Ashley Best is a Project Manager for the Initiative for Race Research and Justice. After spending nearly a decade working for a Fortune 500 company, Ashley understands how to effectively manage, motivate, inspire and organize a team. Her most recent accomplishment has been earning her Master’s degree in Organizational Management from Ashford University while working full time. Ashley also holds a Bachelor’s of Science Degree in Community Health from Georgia Southern University.

Laura Fittz is a Graduate Research Associate for RRJ and a doctoral student in the Department of Teaching and Learning at Vanderbilt’s Peabody College. Laura is pursuing her Ph.D. in Justice and Diversity in Education, and she is interested in student voice, equitable discipline, and teacher preparation – particularly in urban education settings. Her current research aims study how listening to – and working with – students can improve school culture, disrupt the school-to-prison pipeline, and improve teacher preparation.

 

 

 

 

 

 

Bryant O. Best is a Graduate Research Associate for RRJ, Russell G. Hamilton Scholar, and doctoral student in the Department of Teaching and Learning at Peabody College, Vanderbilt University.
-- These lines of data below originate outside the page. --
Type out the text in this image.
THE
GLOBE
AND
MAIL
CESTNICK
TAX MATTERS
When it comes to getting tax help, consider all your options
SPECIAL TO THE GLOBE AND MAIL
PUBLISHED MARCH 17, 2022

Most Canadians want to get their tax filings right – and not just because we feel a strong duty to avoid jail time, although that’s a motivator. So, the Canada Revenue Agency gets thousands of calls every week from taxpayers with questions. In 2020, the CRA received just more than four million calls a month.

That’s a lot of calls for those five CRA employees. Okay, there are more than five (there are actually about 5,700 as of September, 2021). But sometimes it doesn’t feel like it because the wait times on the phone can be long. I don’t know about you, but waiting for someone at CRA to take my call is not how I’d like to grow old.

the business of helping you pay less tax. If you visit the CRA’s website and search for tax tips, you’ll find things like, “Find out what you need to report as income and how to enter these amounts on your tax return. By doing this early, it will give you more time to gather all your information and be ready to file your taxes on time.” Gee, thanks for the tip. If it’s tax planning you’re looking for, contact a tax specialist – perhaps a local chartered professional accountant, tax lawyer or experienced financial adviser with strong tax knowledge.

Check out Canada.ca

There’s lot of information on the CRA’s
Bryant is pursuing his PhD in Justice and Diversity in Education, and his areas of research are urban education, education policy, and culturally responsive teaching and leadership. His current research project aims to better understand policies and practices that contribute to the school-to-prison pipeline so that he can help disrupt and dismantle it.

 

 

 

 

 

 

Kayla Bach is a rising fourth year student at Vanderbilt University double majoring in Early Childhood Education and Second Language Studies with a concentration in teaching linguistically diverse learners. She is originally from Barrington, Illinois. Kayla enjoys working with Project REAL scholars because of their unfathomable amounts of curiosity and powerful desires to learn.

 

 

 

 

 

 

Nia Beverly is a rising fourth year student at Vanderbilt University double majoring in Secondary Education and Mathematics. She is originally from Durham, North Carolina and her favorite part about working with Project REAL is being able to witness all of the energy and creativity that REAL Scholars bring to the program.